A few months ago, my son, "Joe," introduced me to his girlfriend, "Carrie." After the meeting, Joe asked my opinion of Carrie. I told him she dressed too suggestively, that she was standoffish and smug. Joe repeated my remarks to Carrie, who is now his fiancee. Although I put my feelings aside for my son's sake and have welcomed her into the family, Carrie wants nothing to do with me and has excluded me from all the wedding plans and pre-wedding festivities. My son refuses to get involved and I am afraid that if this continues, I will always be persona non grata with my son and his new family. What can I do?
Trying to Make Amends
in Washington State
Too bad your son didn't "refuse" to get involved before he opened his pie hole and betrayed your confidence and turned his girlfriend against you.
Even better, before he invited an opinion he knew was not going to be good.
Better still, before he selected a girl he was certain his mom would dislike.
These are all bygones. But they can be useful ones, if you can accept them without throwing them back in his face. "You said you didn't want to get involved, and I understand that -- I wouldn't either. But you already got involved when you shared my words with your girlfriend, so all I ask is that you stay involved to help me repair the damage."
Will it work? Probably not. A kid (or a sibling or a friend) can't pass along an opinion that damaging without knowing full well the damage it's going to cause. Which, paired with his blithe willingness to watch you get shunned, suggests it was his intent.
Many people harbor anger, legitimate or otherwise, toward their families that they don't have the strength to express on their own. Enter the conveniently inappropriate mate. The angry person (your son) brings home Miss Cleavage USA (Carrie), and you predictably take exception, and he tells Carrie everything, and Carrie predictably takes exception, and he declares Carrie a keeper, and Carrie banishes you from their lives, and your son gets to flip you the bird without ever lifting a finger. If I'm right, I'm sorry; there's only so much you can do. If it wasn't Carrie's first impression, it would be her (or Amber's or Jennifer's) job/family/housekeeping. He's probably not even fully aware himself of what he's done.
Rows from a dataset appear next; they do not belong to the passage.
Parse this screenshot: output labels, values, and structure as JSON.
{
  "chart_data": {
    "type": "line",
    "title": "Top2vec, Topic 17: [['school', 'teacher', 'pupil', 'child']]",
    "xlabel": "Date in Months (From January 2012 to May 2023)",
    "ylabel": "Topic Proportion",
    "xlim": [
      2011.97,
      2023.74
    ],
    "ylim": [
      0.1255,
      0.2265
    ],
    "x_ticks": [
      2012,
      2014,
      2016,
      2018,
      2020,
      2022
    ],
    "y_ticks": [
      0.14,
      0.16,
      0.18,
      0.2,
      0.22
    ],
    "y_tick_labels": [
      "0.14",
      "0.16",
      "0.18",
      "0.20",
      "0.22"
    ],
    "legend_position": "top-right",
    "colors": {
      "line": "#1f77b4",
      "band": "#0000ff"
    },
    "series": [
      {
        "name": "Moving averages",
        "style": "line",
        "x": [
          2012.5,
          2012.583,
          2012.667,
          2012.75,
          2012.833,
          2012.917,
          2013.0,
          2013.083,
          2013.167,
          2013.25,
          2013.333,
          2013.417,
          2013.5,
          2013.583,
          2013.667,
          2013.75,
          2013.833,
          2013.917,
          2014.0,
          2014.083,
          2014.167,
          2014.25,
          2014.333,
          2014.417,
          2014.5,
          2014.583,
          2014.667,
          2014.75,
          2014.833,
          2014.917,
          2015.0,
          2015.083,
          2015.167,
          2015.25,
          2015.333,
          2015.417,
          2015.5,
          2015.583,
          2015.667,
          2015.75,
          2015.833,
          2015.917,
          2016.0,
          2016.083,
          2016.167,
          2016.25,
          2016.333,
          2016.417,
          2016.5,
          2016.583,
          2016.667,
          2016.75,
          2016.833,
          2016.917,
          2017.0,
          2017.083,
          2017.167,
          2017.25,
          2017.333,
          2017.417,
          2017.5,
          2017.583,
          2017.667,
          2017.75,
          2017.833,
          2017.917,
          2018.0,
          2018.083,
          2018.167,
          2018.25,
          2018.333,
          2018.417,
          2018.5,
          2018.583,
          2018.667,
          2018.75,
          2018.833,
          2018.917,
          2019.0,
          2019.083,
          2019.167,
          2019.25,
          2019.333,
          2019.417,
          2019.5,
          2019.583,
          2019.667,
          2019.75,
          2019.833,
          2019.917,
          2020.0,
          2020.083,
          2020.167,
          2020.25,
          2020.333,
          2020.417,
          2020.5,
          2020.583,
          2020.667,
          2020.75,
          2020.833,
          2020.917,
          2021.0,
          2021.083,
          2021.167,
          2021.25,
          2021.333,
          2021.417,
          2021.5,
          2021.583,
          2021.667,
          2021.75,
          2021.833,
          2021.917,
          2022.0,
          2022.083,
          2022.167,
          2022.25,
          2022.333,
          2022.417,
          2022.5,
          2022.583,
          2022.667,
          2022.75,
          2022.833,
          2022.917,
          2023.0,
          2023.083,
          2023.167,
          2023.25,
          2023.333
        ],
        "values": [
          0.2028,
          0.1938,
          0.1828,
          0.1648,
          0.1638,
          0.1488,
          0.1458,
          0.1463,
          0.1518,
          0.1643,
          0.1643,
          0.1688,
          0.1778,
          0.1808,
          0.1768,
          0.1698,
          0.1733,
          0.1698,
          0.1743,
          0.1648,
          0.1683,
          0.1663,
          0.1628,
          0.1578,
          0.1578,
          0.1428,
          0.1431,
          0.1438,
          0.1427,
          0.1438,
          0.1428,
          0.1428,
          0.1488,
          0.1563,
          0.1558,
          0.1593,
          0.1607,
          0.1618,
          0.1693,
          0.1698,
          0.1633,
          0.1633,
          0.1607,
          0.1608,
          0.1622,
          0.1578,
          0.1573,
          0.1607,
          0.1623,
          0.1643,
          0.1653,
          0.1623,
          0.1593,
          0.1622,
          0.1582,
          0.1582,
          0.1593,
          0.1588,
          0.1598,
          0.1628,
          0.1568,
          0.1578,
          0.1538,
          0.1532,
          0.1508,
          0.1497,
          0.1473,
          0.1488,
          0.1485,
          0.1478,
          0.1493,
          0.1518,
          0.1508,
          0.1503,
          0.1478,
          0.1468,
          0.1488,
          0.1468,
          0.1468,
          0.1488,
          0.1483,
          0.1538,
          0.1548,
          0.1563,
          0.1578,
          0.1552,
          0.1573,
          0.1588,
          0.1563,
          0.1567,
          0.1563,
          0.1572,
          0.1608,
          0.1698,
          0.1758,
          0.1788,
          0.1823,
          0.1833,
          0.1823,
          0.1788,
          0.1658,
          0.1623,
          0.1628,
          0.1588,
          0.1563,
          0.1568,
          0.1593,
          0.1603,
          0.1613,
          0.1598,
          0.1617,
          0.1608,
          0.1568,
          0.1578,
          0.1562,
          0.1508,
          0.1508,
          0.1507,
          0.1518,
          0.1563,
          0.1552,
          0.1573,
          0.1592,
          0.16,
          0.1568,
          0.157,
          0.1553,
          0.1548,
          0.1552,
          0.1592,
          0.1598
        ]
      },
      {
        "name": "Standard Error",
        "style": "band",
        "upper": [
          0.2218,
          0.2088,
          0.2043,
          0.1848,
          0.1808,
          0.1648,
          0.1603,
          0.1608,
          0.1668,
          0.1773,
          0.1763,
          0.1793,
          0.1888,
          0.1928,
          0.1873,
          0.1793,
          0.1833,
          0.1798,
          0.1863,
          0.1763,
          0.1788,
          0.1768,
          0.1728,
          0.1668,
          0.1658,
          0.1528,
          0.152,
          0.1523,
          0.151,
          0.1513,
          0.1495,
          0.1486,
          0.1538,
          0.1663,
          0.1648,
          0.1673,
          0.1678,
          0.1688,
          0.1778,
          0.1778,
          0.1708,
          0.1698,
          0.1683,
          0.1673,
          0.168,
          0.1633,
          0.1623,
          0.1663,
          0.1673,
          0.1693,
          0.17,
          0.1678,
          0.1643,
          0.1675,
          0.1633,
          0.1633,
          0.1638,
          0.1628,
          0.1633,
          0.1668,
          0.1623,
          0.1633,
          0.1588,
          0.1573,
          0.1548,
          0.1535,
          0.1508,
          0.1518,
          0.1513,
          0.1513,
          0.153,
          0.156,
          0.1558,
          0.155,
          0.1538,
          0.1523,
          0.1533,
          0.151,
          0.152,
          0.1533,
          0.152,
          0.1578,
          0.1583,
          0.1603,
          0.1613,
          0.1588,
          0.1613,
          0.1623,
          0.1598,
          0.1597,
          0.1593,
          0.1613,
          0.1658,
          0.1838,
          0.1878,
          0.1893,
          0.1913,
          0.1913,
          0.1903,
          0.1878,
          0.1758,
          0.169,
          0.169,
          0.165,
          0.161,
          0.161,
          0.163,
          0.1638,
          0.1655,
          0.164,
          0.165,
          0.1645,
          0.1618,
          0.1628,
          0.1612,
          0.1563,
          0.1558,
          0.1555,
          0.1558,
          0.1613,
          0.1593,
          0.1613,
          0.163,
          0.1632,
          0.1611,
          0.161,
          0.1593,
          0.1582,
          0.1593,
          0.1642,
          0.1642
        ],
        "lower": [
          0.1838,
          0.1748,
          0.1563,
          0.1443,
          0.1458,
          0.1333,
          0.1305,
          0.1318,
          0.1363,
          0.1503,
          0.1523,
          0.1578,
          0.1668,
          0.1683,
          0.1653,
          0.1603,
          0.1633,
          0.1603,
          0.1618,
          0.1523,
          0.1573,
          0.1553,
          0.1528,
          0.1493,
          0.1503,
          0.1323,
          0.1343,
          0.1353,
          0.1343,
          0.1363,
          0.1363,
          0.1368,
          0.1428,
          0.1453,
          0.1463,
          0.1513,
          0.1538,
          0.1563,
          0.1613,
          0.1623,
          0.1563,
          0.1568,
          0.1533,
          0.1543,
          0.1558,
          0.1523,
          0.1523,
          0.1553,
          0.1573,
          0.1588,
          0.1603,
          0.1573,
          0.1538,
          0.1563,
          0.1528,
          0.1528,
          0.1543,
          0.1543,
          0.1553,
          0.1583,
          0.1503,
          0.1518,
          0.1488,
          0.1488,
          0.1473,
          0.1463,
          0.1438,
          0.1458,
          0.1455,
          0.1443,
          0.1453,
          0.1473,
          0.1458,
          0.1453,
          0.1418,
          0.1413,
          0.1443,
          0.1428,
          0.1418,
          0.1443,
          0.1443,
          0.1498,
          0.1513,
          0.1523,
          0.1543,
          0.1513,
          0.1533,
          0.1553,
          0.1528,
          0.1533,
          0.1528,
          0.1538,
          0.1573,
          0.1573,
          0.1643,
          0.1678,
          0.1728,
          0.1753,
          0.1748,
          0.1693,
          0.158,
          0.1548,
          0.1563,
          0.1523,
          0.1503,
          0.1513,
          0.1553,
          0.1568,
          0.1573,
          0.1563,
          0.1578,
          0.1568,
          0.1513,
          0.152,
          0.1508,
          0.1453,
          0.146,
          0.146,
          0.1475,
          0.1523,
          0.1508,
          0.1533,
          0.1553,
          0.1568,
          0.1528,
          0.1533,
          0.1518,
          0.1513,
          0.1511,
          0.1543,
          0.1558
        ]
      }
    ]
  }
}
If I've guessed wrong, there's still only so much you can do, and -- this is the (sort-of) good news -- it's the same thing, whether he's angry just about this, angry for other good reasons, or angry because he's messed up, misguided or spoiled: If you aren't ready to be cut off from him, you . . .
* Approach your son and Carrie separately;
* Say you were wrong to prejudge;
* Ask for a chance to make amends for this, or to address something else on his mind;
* Express gratitude for whatever crumbs they then throw you. You know. Grovel.
And hang in there, without pressuring them, and hope for the healing graces of time. (Or that they need you to sit for their kids.)